I’ve also noticed that my hearing is really damn good, I can often hear sounds that are too quiet for most folks. I know this is from “freezing” and listening very closely (hyperawareness) from my bedroom whenever my parents came home. I became an expert in listening to determine their mood: How were their footsteps sounding on the floor? How forcefully did they open or close the door? Which room did they go to and what were they doing in there? 

I’m still working on the appease response of people pleasing and fear of conflict. This is a big one for me as the fear of retribution or angering people is still embedded in my nervous system, and I don’t want to do or say anything that could potentially upset or disappoint people. I call myself a “recovering perfectionist” because this used to mean always being as perfect as possible and never making a mistake in order to minimize the chance of retribution, but I’ve been working on allowing myself to be a messy human and sometimes miss the mark without fearing repercussions. 

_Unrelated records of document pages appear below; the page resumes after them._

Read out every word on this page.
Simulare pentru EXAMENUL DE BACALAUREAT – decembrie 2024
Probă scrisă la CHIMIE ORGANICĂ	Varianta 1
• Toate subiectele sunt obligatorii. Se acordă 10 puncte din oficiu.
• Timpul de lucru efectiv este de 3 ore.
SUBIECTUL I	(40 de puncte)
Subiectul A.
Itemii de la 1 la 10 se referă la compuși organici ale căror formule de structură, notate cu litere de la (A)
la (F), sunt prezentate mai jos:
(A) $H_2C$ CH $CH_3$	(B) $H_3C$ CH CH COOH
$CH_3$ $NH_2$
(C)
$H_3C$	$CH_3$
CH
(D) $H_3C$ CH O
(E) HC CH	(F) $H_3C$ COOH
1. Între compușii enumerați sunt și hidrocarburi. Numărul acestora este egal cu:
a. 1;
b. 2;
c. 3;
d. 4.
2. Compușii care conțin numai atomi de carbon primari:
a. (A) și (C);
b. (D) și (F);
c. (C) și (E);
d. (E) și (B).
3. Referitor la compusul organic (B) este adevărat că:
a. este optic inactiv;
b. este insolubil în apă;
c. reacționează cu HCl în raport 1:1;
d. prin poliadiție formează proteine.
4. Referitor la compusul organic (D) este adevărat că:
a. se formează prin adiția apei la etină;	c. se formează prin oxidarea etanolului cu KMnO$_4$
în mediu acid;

Why is your F type important to know? There are two main benefits.

The first is you can more easily and quickly recognize and address the trauma response when it comes up. For example, if I know that I am avoiding sending an email because I’m worried about the recipient’s response, I can say to myself, “Ah! That’s my appease trigger” and I can use one of my tools to comfort, soothe and care for that inner child part of me. 

The second is that it helps you figure out how to “complete the stress response” so you can get back into that calm, parasympathetic mode. For example, after a stressful day I often pick solitary “freeze” activities to reset my nervous system where I can be quiet, still and alone, like meditation, reading, watching movies, or crafting because I know that my nervous systems feels most safe in these activities and will be able to unwind and clear out any residual stress. If I were more of a “flight” type, then going for a long drive might help me reset into parasympathetic mode. 

I hope this helped you identify your mix of parasympathetic responses and I’d love to know what type of F*er you are!

Drop me a note, and let me know because I like hearing from all you F*ers out there. 

And don’t forget — while you may be shy or short-tempered or a chronic daydreamer, YOU ARE AN AMAZING GOD(DESS) WHO HAS SURVIVED SOME EPIC SHITSHOWS. I see you in all your human, messy glory and I love and admire you all the more for it. Rock on, my warrior friend.